Following Zambia, Kenya is investigating the possibility of a digital currency
Kenya’s central bank has asked the public to share their thoughts on the possibility of adopting a digital currency by May 20th, just one day after it was revealed that Zambia is also testing its viability.
Nigeria was the first African country to launch its central bank digital currency (CBDC), dubbed the eNaira, in October last year, while Ghana is said to be nearing completion of its e-cedi launch. In addition, the Bank of Zambia is conducting research on digital currencies. CBDCs, unlike cryptocurrencies such as Bitcoin and Ethereum, are created by central banks and are pegged to national currencies.
The Central Bank of Kenya (CBK) issued this document today as the basis for a public discussion, noting that cost reduction, interoperability, and improved cross-border payments would be the primary drivers of digital currency adoption in Kenya.

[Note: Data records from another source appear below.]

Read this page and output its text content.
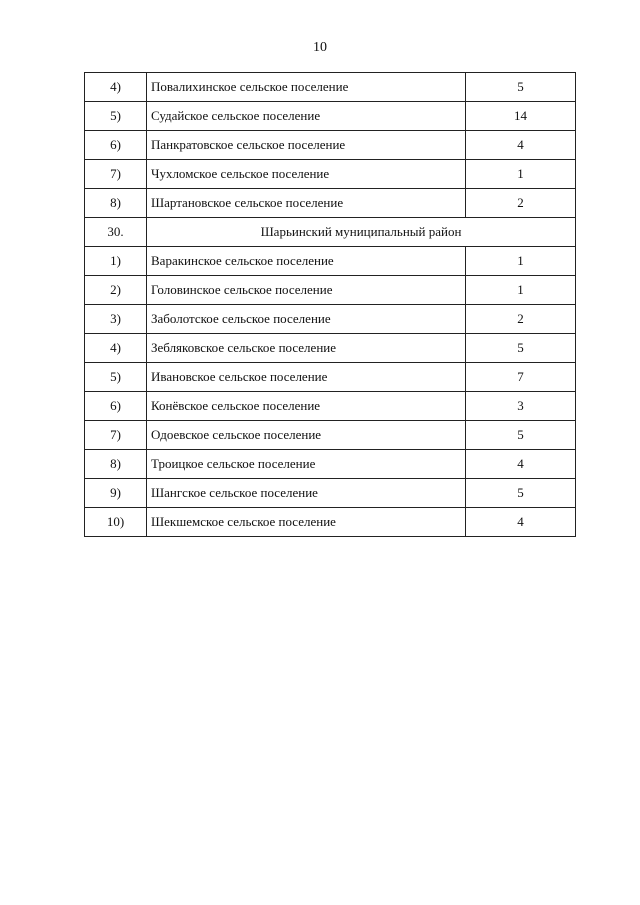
10
4)	Повалихинское сельское поселение	5
5)	Судайское сельское поселение	14
6)	Панкратовское сельское поселение	4
7)	Чухломское сельское поселение	1
8)	Шартановское сельское поселение	2
30.	Шарьинский муниципальный район	
1)	Варакинское сельское поселение	1
2)	Головинское сельское поселение	1
3)	Заболотское сельское поселение	2
4)	Зебляковское сельское поселение	5
5)	Ивановское сельское поселение	7
6)	Конёвское сельское поселение	3
7)	Одоевское сельское поселение	5
8)	Троицкое сельское поселение	4
9)	Шангское сельское поселение	5
10)	Шекшемское сельское поселение	4
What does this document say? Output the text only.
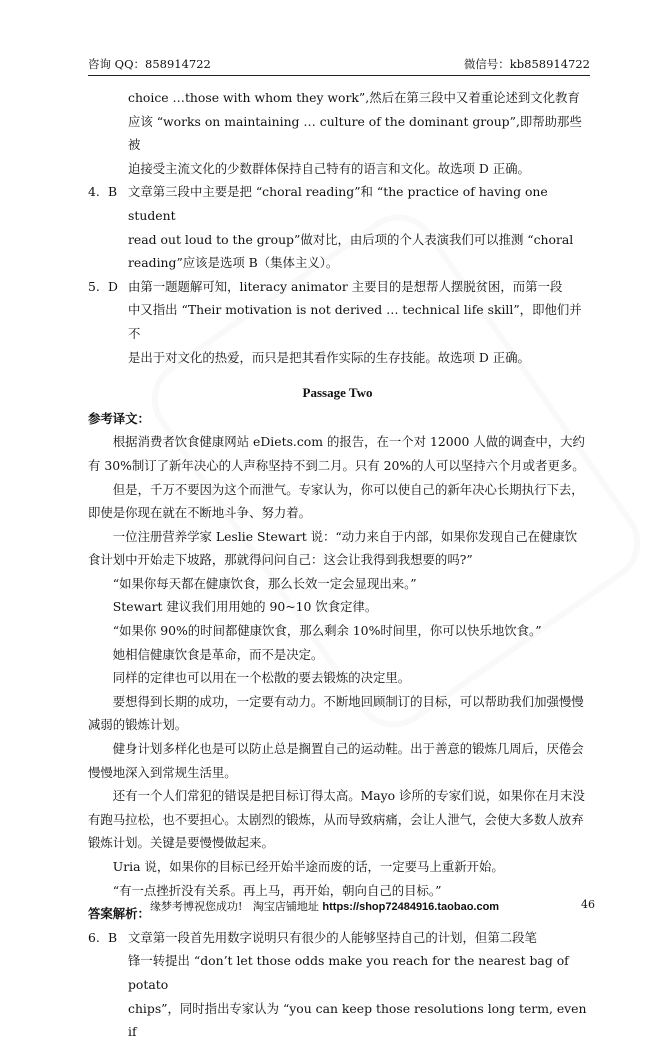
咨询 QQ：858914722	微信号：kb858914722

choice …those with whom they work”,然后在第三段中又着重论述到文化教育

应该 “works on maintaining … culture of the dominant group”,即帮助那些被

迫接受主流文化的少数群体保持自己特有的语言和文化。故选项 D 正确。

4. B 文章第三段中主要是把 “choral reading”和 “the practice of having one student
read out loud to the group”做对比，由后项的个人表演我们可以推测 “choral
reading”应该是选项 B（集体主义）。
5. D 由第一题题解可知，literacy animator 主要目的是想帮人摆脱贫困，而第一段
中又指出 “Their motivation is not derived … technical life skill”，即他们并不
是出于对文化的热爱，而只是把其看作实际的生存技能。故选项 D 正确。

Passage Two

参考译文：

根据消费者饮食健康网站 eDiets.com 的报告，在一个对 12000 人做的调查中，大约有 30%制订了新年决心的人声称坚持不到二月。只有 20%的人可以坚持六个月或者更多。

但是，千万不要因为这个而泄气。专家认为，你可以使自己的新年决心长期执行下去，即使是你现在就在不断地斗争、努力着。

一位注册营养学家 Leslie Stewart 说：“动力来自于内部，如果你发现自己在健康饮食计划中开始走下坡路，那就得问问自己：这会让我得到我想要的吗?”

“如果你每天都在健康饮食，那么长效一定会显现出来。”

Stewart 建议我们用用她的 90~10 饮食定律。

“如果你 90%的时间都健康饮食，那么剩余 10%时间里，你可以快乐地饮食。”

她相信健康饮食是革命，而不是决定。

同样的定律也可以用在一个松散的要去锻炼的决定里。

要想得到长期的成功，一定要有动力。不断地回顾制订的目标，可以帮助我们加强慢慢减弱的锻炼计划。

健身计划多样化也是可以防止总是搁置自己的运动鞋。出于善意的锻炼几周后，厌倦会慢慢地深入到常规生活里。

还有一个人们常犯的错误是把目标订得太高。Mayo 诊所的专家们说，如果你在月末没有跑马拉松，也不要担心。太剧烈的锻炼，从而导致病痛，会让人泄气，会使大多数人放弃锻炼计划。关键是要慢慢做起来。

Uria 说，如果你的目标已经开始半途而废的话，一定要马上重新开始。

“有一点挫折没有关系。再上马，再开始，朝向自己的目标。”

答案解析：

6. B 文章第一段首先用数字说明只有很少的人能够坚持自己的计划，但第二段笔
锋一转提出 “don’t let those odds make you reach for the nearest bag of potato
chips”，同时指出专家认为 “you can keep those resolutions long term, even if
缘梦考博祝您成功! 淘宝店铺地址 https://shop72484916.taobao.com	46
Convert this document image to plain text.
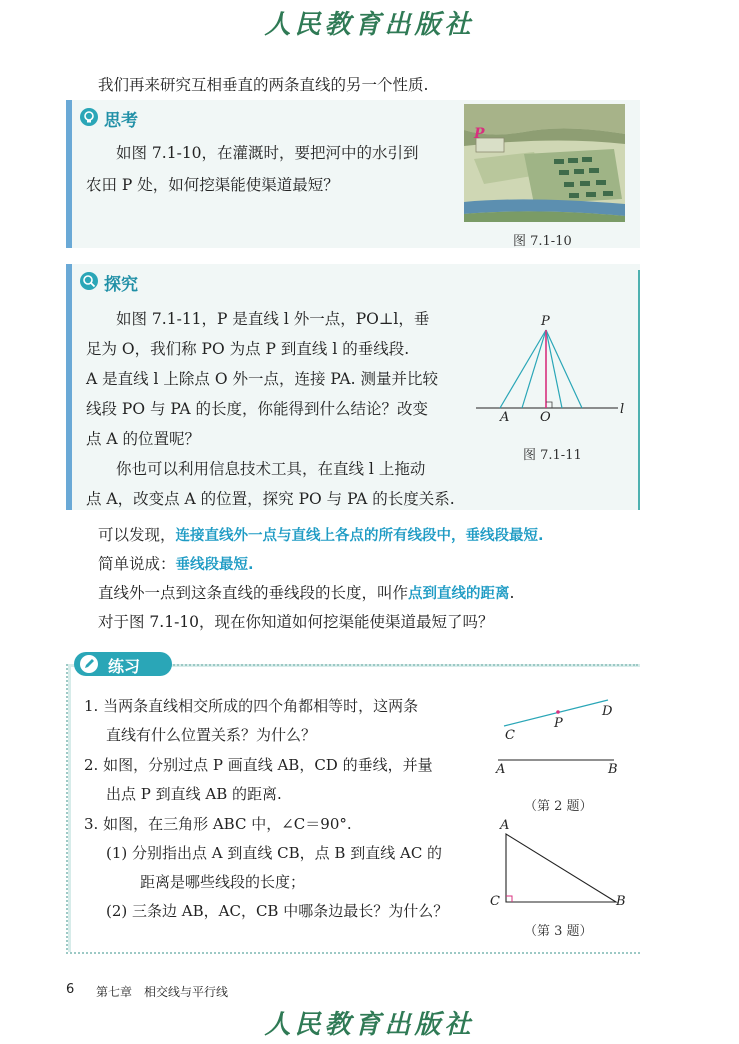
人民教育出版社
我们再来研究互相垂直的两条直线的另一个性质.
思考
如图 7.1-10，在灌溉时，要把河中的水引到
农田 P 处，如何挖渠能使渠道最短？
P
图 7.1-10
探究
如图 7.1-11，P 是直线 l 外一点，PO⊥l，垂
足为 O，我们称 PO 为点 P 到直线 l 的垂线段.
A 是直线 l 上除点 O 外一点，连接 PA. 测量并比较
线段 PO 与 PA 的长度，你能得到什么结论？改变
点 A 的位置呢？
你也可以利用信息技术工具，在直线 l 上拖动
点 A，改变点 A 的位置，探究 PO 与 PA 的长度关系.
P
A O
l
图 7.1-11
可以发现，连接直线外一点与直线上各点的所有线段中，垂线段最短.
简单说成：垂线段最短.
直线外一点到这条直线的垂线段的长度，叫作点到直线的距离.
对于图 7.1-10，现在你知道如何挖渠能使渠道最短了吗？
练习
1. 当两条直线相交所成的四个角都相等时，这两条
直线有什么位置关系？为什么？
2. 如图，分别过点 P 画直线 AB，CD 的垂线，并量
出点 P 到直线 AB 的距离.
3. 如图，在三角形 ABC 中，∠C＝90°.
(1) 分别指出点 A 到直线 CB，点 B 到直线 AC 的
距离是哪些线段的长度；
(2) 三条边 AB，AC，CB 中哪条边最长？为什么？
C
P
D
A	B
（第 2 题）
A
C	B
（第 3 题）
6 第七章　相交线与平行线
人民教育出版社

According to the CBK, mobile money (e-money), which was pioneered by East Africa’s largest economy in 2007, has already helped the country improve access to financial services — one of the value propositions of digital currencies.
“The trend in Kenya’s domestic payments suggests the existence of a robust, inclusive, and highly active digital currency (e-money).” As a result, given the existing and growing penetration of mobile money, the CBK believes that introducing a CBDC into Kenya’s payments system would not be primarily focused on improving access to financial services.
According to CBK data, Kenya’s 38 million mobile money subscribers transacted a total of $55 billion in the first 11 months of last year. This represents a 20% increase over the same period the previous year.
“In the future, connecting our payment systems across the region and globally will be critical.” Existing proposals suggest that CBDC has the potential to achieve this interoperability,” the CBK said.
According to the CBK, a digital currency that is compatible with others could help improve cross-border payments, which are currently slow and expensive. According to the IMF, discussions are ongoing on how CBDCs could be used for cross-border payments, but this, too, has potential risks.
“Adverse macroeconomic consequences, such as increased currency substitution and vulnerability to financial shocks, are possible as retail CBDC becomes available across borders,” the IMF stated in a paper released yesterday.
To date, nine countries have launched a digital currency, with Nigeria being the first outside the Caribbean — 14 are in the pilot stage while 87 others are exploring it.